LUZ E FOME >> Albir José Inácio da Silva
No princípio o que não mata
engorda. No princípio tem que matar pra comer. Matar o dente-de-sabre, o
mamute, o unicórnio, a preguiça e o jacaré. Matar o próximo também que a
proteína é pouca e é melhor comer que ser comido.

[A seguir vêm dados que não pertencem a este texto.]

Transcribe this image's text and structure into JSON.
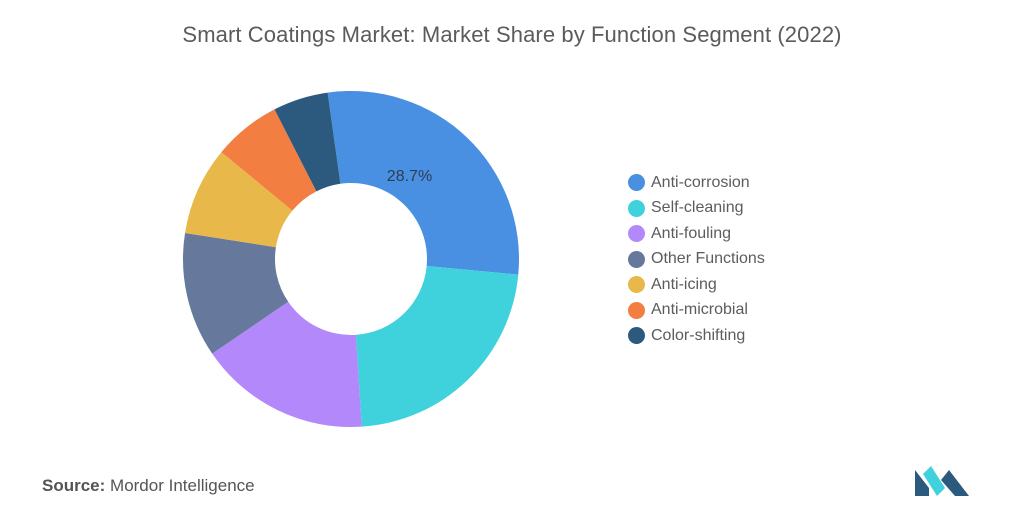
{
  "chart_data": {
    "type": "pie",
    "title": "Smart Coatings Market: Market Share by Function Segment (2022)",
    "donut": true,
    "categories": [
      "Anti-corrosion",
      "Self-cleaning",
      "Anti-fouling",
      "Other Functions",
      "Anti-icing",
      "Anti-microbial",
      "Color-shifting"
    ],
    "values": [
      28.7,
      22.5,
      16.5,
      12.0,
      8.5,
      6.5,
      5.3
    ],
    "colors": [
      "#4a90e2",
      "#3fd1dc",
      "#b388fb",
      "#66799c",
      "#e8b94a",
      "#f27e42",
      "#2c5a7f"
    ],
    "data_labels": [
      "28.7%",
      "",
      "",
      "",
      "",
      "",
      ""
    ],
    "legend_position": "right"
  },
  "source": {
    "label": "Source:",
    "value": "Mordor Intelligence"
  },
  "logo": {
    "icon": "mordor-intelligence-logo-icon",
    "colors": [
      "#2c5a7f",
      "#3fd1dc"
    ]
  }
}
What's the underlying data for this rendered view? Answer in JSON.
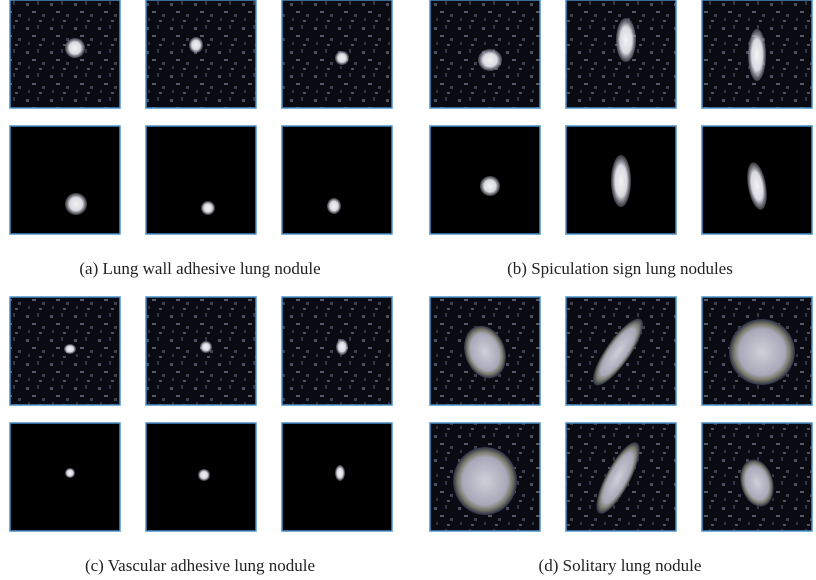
{
  "panels": [
    {
      "caption": "(a) Lung wall adhesive lung nodule"
    },
    {
      "caption": "(b) Spiculation sign lung nodules"
    },
    {
      "caption": "(c) Vascular adhesive lung nodule"
    },
    {
      "caption": "(d) Solitary lung nodule"
    }
  ]
}
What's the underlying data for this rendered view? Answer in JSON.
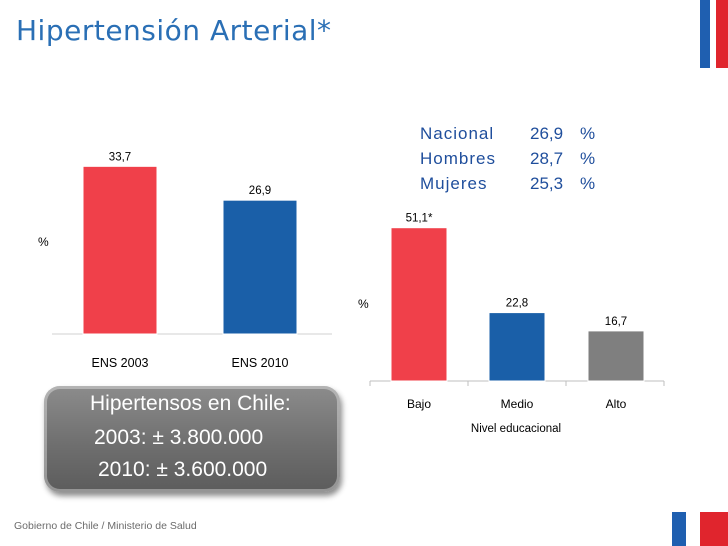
{
  "slide": {
    "title": "Hipertensión Arterial*",
    "footer": "Gobierno de Chile / Ministerio de Salud"
  },
  "colors": {
    "title_blue": "#2a6fb5",
    "red": "#f0404a",
    "blue": "#1a5fa8",
    "gray": "#7f7f7f",
    "flag_blue": "#1f5fb0",
    "flag_red": "#e0252d"
  },
  "stats": [
    {
      "label": "Nacional",
      "value": "26,9",
      "unit": "%"
    },
    {
      "label": "Hombres",
      "value": "28,7",
      "unit": "%"
    },
    {
      "label": "Mujeres",
      "value": "25,3",
      "unit": "%"
    }
  ],
  "callout": {
    "title": "Hipertensos en Chile:",
    "line1": "2003: ±  3.800.000",
    "line2": "2010: ±  3.600.000"
  },
  "chart_data": [
    {
      "type": "bar",
      "categories": [
        "ENS 2003",
        "ENS 2010"
      ],
      "values": [
        33.7,
        26.9
      ],
      "value_labels": [
        "33,7",
        "26,9"
      ],
      "ylabel": "%",
      "ylim": [
        0,
        40
      ],
      "colors": [
        "#f0404a",
        "#1a5fa8"
      ],
      "grid": false
    },
    {
      "type": "bar",
      "categories": [
        "Bajo",
        "Medio",
        "Alto"
      ],
      "values": [
        51.1,
        22.8,
        16.7
      ],
      "value_labels": [
        "51,1*",
        "22,8",
        "16,7"
      ],
      "xlabel": "Nivel educacional",
      "ylabel": "%",
      "ylim": [
        0,
        60
      ],
      "colors": [
        "#f0404a",
        "#1a5fa8",
        "#7f7f7f"
      ],
      "grid": false
    }
  ]
}
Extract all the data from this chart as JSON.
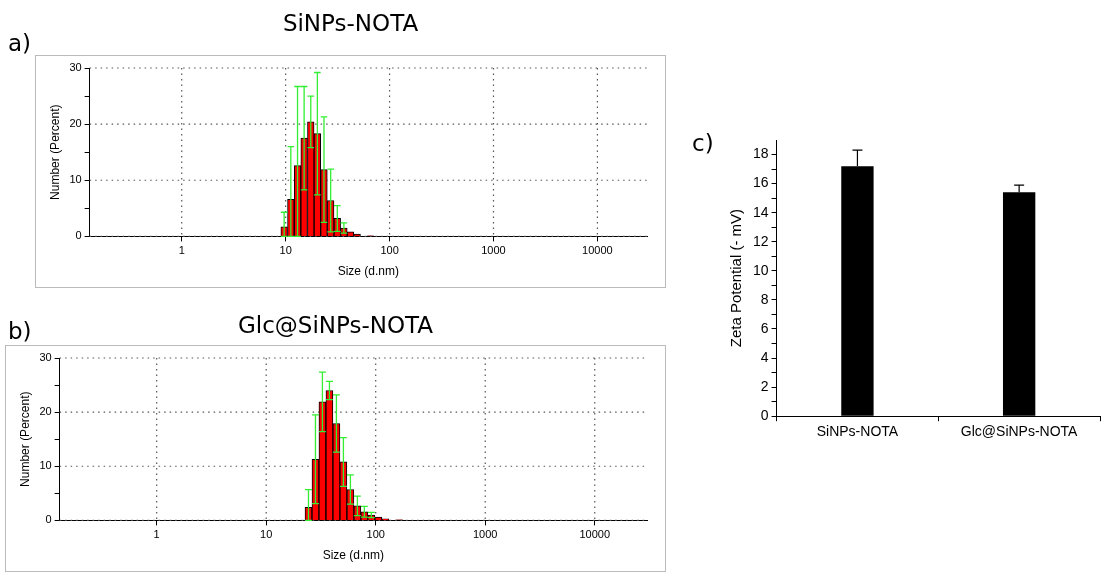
{
  "chart_data": [
    {
      "type": "histogram",
      "title": "SiNPs-NOTA",
      "annotations": [
        "a)"
      ],
      "xlabel": "Size (d.nm)",
      "ylabel": "Number (Percent)",
      "log": "x",
      "color": "#ff0000",
      "bins": [
        9.0,
        10.4,
        12.1,
        14.0,
        16.2,
        18.8,
        21.7,
        25.2,
        29.2,
        33.8,
        39.1,
        45.3,
        52.5,
        60.8,
        70.4
      ],
      "values": [
        1.7,
        6.6,
        12.6,
        17.5,
        20.4,
        18.3,
        11.9,
        6.4,
        3.2,
        1.5,
        0.8,
        0.4,
        null,
        0.1
      ],
      "errors": [
        [
          0,
          4.3
        ],
        [
          0,
          16.0
        ],
        [
          0,
          26.7
        ],
        9.2,
        4.6,
        10.9,
        9.4,
        5.6,
        2.3,
        0.9,
        null,
        null,
        null,
        null
      ],
      "xlim": [
        0.13,
        30000
      ],
      "xticks": [
        1,
        10,
        100,
        1000,
        10000
      ],
      "ylim": [
        0,
        30
      ],
      "yticks": [
        0,
        {
          "value": 5,
          "label": null
        },
        10,
        {
          "value": 15,
          "label": null
        },
        20,
        {
          "value": 25,
          "label": null
        },
        30
      ],
      "grid": true
    },
    {
      "type": "histogram",
      "title": "Glc@SiNPs-NOTA",
      "annotations": [
        "b)"
      ],
      "xlabel": "Size (d.nm)",
      "ylabel": "Number (Percent)",
      "log": "x",
      "color": "#ff0000",
      "bins": [
        22.6,
        26.2,
        30.3,
        35.1,
        40.7,
        47.1,
        54.6,
        63.2,
        73.2,
        84.8,
        98.2,
        114,
        132,
        153,
        177
      ],
      "values": [
        2.4,
        11.3,
        21.9,
        24.0,
        17.9,
        10.8,
        5.7,
        2.7,
        1.6,
        1.0,
        0.6,
        0.3,
        null,
        0.1
      ],
      "errors": [
        [
          0,
          5.7
        ],
        8.2,
        5.5,
        1.7,
        5.3,
        4.5,
        2.7,
        1.8,
        1.0,
        0.5,
        null,
        null,
        null,
        null
      ],
      "xlim": [
        0.13,
        30000
      ],
      "xticks": [
        1,
        10,
        100,
        1000,
        10000
      ],
      "ylim": [
        0,
        30
      ],
      "yticks": [
        0,
        {
          "value": 5,
          "label": null
        },
        10,
        {
          "value": 15,
          "label": null
        },
        20,
        {
          "value": 25,
          "label": null
        },
        30
      ],
      "grid": true
    },
    {
      "type": "bar",
      "annotations": [
        "c)"
      ],
      "ylabel": "Zeta Potential (- mV)",
      "categories": [
        "SiNPs-NOTA",
        "Glc@SiNPs-NOTA"
      ],
      "color": "#000000",
      "values": [
        17.2,
        15.4
      ],
      "errors": [
        [
          17.2,
          18.3
        ],
        [
          15.4,
          15.9
        ]
      ],
      "ylim": [
        0,
        19
      ],
      "yticks": [
        0,
        {
          "value": 1,
          "label": null
        },
        2,
        {
          "value": 3,
          "label": null
        },
        4,
        {
          "value": 5,
          "label": null
        },
        6,
        {
          "value": 7,
          "label": null
        },
        8,
        {
          "value": 9,
          "label": null
        },
        10,
        {
          "value": 11,
          "label": null
        },
        12,
        {
          "value": 13,
          "label": null
        },
        14,
        {
          "value": 15,
          "label": null
        },
        16,
        {
          "value": 17,
          "label": null
        },
        18
      ]
    }
  ]
}
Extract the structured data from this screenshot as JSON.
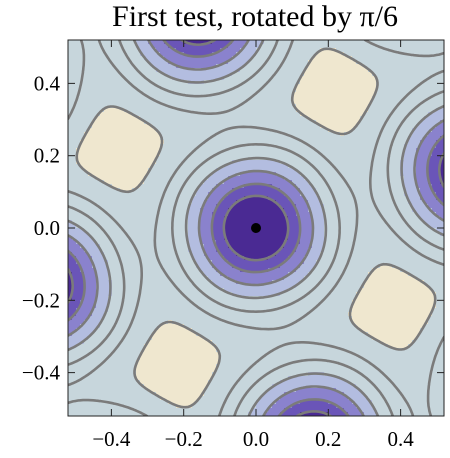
{
  "chart_data": {
    "type": "contour",
    "title": "First test, rotated by π/6",
    "xlabel": "",
    "ylabel": "",
    "xlim": [
      -0.52,
      0.52
    ],
    "ylim": [
      -0.52,
      0.52
    ],
    "x_ticks": [
      -0.4,
      -0.2,
      0.0,
      0.2,
      0.4
    ],
    "y_ticks": [
      -0.4,
      -0.2,
      0.0,
      0.2,
      0.4
    ],
    "x_tick_labels": [
      "−0.4",
      "−0.2",
      "0.0",
      "0.2",
      "0.4"
    ],
    "y_tick_labels": [
      "−0.4",
      "−0.2",
      "0.0",
      "0.2",
      "0.4"
    ],
    "rotation": "π/6",
    "center_marker": {
      "x": 0.0,
      "y": 0.0
    },
    "colors": {
      "lowest": "#4a2a93",
      "low": "#6a55b8",
      "mid": "#8a82cd",
      "midhigh": "#b3bde0",
      "high": "#c7d6dc",
      "highest": "#efe7cf",
      "contour_line": "#7b7b7b"
    },
    "grid": false
  }
}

Não existe ódio ainda, apenas
fome.
O ódio surge depois por causa das
diferenças: famílias diferentes, tribos diferentes, deuses diferentes, raças
diferentes. E nunca mais ele foi embora.
Foi então que a luz apareceu lá
na Grécia: convivência, ágora, virtude, bem-comum, ética, beleza. Passou por
Roma e chegou a Belém de Judá. E os crentes já não queriam matar os inimigos,
antes convertê-los ao bom Deus.
E aprendem amar o próximo, orar pela
sua saúde, dividir o pão e a fome, a dor e o gozo, a colheita e a praga. Cuidar
dos filhos que não são seus e acolher o estrangeiro. Estender a mão e levar a mensagem
de paz e amor aos quatro cantos do mundo.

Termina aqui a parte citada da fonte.